Secondo la famiglia, sulla scorta anche di perizie tecniche, la dinamica della caduta sarebbe incompatibile con un evento accidentale: l’ascensore non si trovava al piano e quindi non sarebbe stato possibile precipitare semplicemente aprendo la porta. A rafforzare i sospetti ci sono anche elementi emersi nel tempo: contraddizioni nelle ricostruzioni, orari che non tornano e testimonianze mai approfondite. Inoltre, pochi giorni prima di morire, Paolo Ungari era rientrato da un viaggio in Colombia con documenti ritenuti “delicati”, che avrebbe dovuto consegnare a un magistrato.

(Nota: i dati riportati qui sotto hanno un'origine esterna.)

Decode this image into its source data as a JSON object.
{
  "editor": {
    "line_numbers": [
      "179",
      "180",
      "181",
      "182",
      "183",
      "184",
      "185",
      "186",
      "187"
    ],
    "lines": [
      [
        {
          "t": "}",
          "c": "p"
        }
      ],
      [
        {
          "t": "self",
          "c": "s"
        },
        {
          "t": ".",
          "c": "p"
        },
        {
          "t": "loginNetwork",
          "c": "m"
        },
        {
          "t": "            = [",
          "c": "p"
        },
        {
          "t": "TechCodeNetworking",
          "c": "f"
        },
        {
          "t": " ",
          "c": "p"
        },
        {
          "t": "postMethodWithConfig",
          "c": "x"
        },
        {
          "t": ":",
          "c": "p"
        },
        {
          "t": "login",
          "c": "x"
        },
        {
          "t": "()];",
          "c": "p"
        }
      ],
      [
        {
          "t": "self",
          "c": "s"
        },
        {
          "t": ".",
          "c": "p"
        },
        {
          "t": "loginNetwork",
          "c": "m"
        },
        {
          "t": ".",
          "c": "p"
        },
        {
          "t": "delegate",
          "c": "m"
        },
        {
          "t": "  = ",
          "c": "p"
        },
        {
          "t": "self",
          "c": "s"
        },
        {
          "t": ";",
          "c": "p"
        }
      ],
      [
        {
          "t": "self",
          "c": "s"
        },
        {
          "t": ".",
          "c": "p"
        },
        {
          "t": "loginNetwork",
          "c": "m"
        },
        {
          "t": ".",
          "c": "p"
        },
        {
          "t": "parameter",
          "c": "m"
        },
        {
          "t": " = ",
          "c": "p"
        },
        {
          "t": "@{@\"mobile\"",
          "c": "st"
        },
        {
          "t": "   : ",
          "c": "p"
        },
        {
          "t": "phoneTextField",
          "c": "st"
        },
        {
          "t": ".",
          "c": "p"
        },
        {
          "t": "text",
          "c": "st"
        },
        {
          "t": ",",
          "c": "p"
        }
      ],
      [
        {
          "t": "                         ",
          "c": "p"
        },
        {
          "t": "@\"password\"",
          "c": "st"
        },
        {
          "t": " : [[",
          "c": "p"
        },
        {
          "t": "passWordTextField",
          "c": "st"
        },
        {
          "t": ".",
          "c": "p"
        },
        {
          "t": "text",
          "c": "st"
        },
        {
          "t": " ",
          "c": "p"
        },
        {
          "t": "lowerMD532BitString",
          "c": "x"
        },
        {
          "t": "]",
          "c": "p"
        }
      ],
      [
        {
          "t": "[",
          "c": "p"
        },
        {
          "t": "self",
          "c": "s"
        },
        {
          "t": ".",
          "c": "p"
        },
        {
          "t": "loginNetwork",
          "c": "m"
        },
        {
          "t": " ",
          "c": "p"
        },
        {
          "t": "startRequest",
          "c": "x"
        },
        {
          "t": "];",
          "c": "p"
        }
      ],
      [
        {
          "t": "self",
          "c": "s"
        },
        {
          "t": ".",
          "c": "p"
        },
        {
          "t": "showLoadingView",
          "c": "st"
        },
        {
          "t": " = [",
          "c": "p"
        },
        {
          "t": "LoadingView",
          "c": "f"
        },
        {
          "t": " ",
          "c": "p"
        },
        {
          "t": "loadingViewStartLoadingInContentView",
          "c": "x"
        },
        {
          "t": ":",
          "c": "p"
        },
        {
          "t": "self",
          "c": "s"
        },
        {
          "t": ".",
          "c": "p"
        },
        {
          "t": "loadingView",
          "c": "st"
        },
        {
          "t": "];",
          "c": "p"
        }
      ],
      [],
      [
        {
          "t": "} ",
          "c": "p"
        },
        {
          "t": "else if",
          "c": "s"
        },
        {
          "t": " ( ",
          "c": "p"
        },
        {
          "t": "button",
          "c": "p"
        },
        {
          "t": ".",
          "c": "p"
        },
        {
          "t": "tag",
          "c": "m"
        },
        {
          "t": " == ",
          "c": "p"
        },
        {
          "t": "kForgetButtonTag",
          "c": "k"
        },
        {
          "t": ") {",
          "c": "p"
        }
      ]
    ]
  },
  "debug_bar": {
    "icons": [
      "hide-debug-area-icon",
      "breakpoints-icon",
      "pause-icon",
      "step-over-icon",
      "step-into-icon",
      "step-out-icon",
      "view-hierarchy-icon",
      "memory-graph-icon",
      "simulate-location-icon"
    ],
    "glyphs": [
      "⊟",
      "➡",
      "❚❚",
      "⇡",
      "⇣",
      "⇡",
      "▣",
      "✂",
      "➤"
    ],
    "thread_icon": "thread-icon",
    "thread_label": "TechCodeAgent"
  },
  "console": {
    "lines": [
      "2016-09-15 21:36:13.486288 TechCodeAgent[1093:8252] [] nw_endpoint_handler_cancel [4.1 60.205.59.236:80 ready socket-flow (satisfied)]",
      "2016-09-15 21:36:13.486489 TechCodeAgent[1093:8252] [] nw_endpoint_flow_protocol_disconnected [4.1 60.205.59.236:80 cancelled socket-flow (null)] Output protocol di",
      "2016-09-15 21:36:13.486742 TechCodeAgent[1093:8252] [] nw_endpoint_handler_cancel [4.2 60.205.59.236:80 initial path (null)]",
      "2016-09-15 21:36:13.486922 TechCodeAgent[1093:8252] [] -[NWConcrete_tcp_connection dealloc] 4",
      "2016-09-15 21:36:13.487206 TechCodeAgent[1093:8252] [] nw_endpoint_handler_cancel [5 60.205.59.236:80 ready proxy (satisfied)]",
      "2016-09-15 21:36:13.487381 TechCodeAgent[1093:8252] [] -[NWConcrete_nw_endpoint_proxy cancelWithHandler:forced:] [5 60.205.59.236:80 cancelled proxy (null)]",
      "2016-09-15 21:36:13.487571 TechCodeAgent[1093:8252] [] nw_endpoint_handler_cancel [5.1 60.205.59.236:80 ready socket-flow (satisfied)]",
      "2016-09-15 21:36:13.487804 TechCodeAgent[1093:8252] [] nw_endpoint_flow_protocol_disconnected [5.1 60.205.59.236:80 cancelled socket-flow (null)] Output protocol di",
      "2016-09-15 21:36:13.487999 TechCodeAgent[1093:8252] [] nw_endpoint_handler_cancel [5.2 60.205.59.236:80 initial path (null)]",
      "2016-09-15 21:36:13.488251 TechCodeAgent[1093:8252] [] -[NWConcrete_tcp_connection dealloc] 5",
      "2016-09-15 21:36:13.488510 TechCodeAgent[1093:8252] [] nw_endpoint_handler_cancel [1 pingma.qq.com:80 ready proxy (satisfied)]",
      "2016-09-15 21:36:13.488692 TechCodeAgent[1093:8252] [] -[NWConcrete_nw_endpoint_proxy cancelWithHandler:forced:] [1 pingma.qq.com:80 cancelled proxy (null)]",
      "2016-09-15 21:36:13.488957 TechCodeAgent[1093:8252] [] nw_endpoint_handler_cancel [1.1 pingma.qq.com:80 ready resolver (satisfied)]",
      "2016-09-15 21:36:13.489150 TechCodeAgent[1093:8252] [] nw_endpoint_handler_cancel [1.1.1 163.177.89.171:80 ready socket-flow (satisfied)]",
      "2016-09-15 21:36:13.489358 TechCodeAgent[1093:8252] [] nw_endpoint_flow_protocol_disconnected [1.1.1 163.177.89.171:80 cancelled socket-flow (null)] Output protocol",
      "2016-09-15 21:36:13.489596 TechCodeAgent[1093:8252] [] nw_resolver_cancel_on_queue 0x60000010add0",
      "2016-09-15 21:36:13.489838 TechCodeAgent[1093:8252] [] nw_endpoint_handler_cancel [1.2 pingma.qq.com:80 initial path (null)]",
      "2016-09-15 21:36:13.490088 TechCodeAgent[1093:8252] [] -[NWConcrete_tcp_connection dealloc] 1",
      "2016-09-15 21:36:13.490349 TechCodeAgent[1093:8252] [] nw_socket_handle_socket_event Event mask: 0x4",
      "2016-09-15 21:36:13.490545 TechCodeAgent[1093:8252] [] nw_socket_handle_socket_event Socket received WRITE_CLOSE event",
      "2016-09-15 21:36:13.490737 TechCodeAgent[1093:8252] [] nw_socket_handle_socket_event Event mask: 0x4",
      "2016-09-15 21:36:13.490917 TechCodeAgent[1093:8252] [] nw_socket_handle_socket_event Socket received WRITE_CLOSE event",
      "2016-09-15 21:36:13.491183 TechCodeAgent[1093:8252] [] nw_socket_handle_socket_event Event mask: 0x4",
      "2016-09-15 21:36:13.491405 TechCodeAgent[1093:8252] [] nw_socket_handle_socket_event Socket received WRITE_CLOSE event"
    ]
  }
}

Per i familiari, questi elementi delineano uno scenario molto diverso da quello ricostruito all’epoca. La loro richiesta è di riaprire il caso e verificare l’ipotesi di un delitto, individuando eventuali responsabilità mai accertate. A distanza di oltre due decenni la Procura starebbe valutando nuovi elementi e possibili testimonianze, ma il caso è stato portato anche all’attenzione del Parlamento.